Koverko believes that human-powered data work could unlock new opportunities worldwide. “Humans are realizing who’s really in charge of AI,” he said.
“These models need humans more than humans need AI. And it’s exciting because this kind of work can be done by anyone, anywhere. You don’t need to drive a car or own a delivery route. If you have an Android phone and an internet connection, you can potentially earn a living wage.”
He sees that as an opportunity to reduce poverty and create inclusion. “Someone in rural Manila, someone disabled, or someone who doesn’t speak English; they can still work. It’s a new kind of labor market, one that’s digital, global, and open.”
The company has faced challenges, including what Koverko called “civil attacks,” or attempts by bad actors to game the system. But he takes them as a sign of progress.
“When people try to cheat, it means they care enough to engage,” he said. “It’s a cat-and-mouse game. But every time someone tries, we learn and make the system more robust. They actually help us improve.”
When asked about human data ownership, Koverko said it’s both a technical and a cultural issue. “We’re a Web3 company at our core,” he explained.
“We believe humans should own their data. There are other great protocols, such as Sentient, working toward similar goals.
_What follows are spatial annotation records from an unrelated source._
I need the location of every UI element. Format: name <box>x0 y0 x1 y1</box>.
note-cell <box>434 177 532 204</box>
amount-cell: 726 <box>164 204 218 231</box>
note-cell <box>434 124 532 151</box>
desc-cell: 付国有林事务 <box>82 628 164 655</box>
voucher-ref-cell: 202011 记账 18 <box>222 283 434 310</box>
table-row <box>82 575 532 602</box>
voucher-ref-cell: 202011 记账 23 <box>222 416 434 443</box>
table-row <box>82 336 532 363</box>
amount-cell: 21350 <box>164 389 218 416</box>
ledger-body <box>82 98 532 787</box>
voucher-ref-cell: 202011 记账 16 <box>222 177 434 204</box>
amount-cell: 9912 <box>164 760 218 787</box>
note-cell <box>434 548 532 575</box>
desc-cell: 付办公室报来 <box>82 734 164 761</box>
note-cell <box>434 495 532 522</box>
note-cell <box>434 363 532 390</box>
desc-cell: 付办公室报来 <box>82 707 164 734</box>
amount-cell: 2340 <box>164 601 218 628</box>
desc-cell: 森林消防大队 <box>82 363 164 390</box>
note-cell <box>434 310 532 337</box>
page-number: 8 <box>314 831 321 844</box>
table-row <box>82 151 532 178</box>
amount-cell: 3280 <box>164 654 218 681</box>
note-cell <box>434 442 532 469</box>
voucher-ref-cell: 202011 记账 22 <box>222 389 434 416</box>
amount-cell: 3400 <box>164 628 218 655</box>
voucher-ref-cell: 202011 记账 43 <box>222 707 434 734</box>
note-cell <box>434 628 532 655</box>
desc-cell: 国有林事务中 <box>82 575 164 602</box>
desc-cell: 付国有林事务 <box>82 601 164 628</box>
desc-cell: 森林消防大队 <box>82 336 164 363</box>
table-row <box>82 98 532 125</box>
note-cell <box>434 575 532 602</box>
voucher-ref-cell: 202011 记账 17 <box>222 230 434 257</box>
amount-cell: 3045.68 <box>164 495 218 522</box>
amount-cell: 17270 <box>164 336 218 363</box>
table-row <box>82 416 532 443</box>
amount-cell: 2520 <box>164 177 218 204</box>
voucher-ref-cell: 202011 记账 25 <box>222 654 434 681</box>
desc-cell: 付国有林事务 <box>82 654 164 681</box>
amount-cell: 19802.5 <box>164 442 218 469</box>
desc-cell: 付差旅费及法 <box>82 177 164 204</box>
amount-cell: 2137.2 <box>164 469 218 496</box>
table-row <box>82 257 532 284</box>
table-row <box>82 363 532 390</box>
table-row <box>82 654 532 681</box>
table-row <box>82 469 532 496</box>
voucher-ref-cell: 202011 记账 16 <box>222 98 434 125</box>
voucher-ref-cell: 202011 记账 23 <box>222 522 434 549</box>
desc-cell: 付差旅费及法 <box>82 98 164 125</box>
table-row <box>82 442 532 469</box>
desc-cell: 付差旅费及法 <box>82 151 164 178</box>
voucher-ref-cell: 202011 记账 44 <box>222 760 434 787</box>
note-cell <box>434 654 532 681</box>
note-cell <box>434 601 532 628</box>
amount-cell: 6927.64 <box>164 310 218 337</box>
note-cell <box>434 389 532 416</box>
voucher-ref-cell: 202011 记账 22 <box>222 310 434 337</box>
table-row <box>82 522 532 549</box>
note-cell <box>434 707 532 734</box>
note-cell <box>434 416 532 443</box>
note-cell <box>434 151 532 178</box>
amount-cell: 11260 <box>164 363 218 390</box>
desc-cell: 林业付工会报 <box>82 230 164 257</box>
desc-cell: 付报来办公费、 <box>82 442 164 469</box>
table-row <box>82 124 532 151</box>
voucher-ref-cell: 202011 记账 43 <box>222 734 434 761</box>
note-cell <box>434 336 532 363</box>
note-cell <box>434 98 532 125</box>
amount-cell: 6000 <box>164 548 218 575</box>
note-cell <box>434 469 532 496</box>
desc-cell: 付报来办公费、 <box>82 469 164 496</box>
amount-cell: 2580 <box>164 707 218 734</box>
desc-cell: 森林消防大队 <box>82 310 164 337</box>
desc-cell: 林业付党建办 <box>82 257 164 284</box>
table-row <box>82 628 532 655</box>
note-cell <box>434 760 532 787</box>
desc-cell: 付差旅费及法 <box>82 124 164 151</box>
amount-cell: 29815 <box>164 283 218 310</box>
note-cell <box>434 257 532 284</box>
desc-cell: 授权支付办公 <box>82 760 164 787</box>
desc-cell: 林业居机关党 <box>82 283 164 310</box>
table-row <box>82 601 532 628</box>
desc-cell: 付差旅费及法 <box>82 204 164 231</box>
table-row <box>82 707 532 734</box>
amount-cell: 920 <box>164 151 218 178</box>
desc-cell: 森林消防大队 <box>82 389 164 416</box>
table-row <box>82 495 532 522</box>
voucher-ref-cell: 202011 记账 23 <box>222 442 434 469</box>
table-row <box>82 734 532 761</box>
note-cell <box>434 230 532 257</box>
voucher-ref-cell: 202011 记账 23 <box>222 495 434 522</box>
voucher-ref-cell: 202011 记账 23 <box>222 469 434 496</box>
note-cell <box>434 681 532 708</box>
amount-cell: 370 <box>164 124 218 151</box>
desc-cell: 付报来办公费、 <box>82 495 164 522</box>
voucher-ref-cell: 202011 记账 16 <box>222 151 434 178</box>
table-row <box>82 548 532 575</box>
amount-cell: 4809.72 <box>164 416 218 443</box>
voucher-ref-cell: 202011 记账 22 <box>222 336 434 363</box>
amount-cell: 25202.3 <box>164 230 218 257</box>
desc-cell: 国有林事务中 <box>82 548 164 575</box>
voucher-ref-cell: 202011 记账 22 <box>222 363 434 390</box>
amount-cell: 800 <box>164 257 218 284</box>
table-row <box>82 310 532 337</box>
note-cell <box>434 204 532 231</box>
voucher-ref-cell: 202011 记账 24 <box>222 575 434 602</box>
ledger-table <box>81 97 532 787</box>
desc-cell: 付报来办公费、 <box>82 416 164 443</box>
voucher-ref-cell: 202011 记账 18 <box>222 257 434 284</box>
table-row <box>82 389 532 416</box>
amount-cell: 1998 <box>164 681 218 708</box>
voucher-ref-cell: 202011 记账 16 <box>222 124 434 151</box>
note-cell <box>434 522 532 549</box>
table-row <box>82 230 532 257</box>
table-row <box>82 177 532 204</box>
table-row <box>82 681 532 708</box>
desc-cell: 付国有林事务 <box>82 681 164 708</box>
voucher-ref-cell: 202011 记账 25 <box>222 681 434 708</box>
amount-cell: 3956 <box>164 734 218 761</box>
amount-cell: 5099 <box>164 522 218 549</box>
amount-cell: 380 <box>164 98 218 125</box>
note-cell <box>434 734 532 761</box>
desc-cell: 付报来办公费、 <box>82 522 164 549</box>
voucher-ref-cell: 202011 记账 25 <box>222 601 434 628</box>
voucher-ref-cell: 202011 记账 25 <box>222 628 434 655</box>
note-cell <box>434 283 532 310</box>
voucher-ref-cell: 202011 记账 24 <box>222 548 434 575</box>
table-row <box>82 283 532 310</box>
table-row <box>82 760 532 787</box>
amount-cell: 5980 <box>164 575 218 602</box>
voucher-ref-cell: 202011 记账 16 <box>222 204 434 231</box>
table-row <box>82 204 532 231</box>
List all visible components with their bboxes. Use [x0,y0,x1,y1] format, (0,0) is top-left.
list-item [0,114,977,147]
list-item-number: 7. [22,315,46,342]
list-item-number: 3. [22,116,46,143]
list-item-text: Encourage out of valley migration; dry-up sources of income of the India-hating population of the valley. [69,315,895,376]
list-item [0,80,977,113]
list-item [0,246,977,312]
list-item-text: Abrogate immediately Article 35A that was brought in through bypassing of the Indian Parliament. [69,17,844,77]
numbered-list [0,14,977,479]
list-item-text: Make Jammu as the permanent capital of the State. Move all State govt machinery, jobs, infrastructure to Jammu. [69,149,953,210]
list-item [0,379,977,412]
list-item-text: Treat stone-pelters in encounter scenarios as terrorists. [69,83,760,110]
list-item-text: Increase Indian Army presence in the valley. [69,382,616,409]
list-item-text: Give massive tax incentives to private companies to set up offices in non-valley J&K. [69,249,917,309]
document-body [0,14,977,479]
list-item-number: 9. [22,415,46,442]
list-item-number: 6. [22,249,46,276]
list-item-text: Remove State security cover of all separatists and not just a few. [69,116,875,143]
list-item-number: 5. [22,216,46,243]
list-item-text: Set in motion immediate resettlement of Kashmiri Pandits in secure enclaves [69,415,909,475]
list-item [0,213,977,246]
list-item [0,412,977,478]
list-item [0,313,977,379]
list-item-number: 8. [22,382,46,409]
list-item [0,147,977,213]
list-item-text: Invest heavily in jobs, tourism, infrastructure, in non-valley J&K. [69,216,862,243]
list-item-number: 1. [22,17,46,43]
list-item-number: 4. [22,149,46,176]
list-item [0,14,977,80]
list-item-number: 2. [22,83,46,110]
We’re all trying to build a future where power is distributed and people are rewarded for their contributions.”
Still, Sapien’s focus remains pragmatic. “At the end of the day, people want to make money and work,” he added.
“Like Uber drivers, they might not dream about it, but it gives them income flexibility. That’s the same spirit we’re bringing to data. We want to empower people while improving the models.”
Koverko said regulation is less of a threat than over-centralization. “Of course, we follow laws like GDPR,” he said.
“But the real danger is draconian AI laws that slow innovation and protect incumbents. Sometimes it’s big companies lobbying to make it harder for startups to compete.”
Trust, he added, is everything. “When you work with Fortune 100 clients, you have to treat their data as sacred. It’s not just about compliance; it’s about reputation. Customers need to trust that we protect their information and build responsibly.”
In five years, Koverko hopes Sapien will become the global standard for AI data. “Scale means quality,” he said.
“If we can grow our contributor network and our customer base, we can deliver the best data to enterprises and the best income opportunities to humans. That’s how we win.”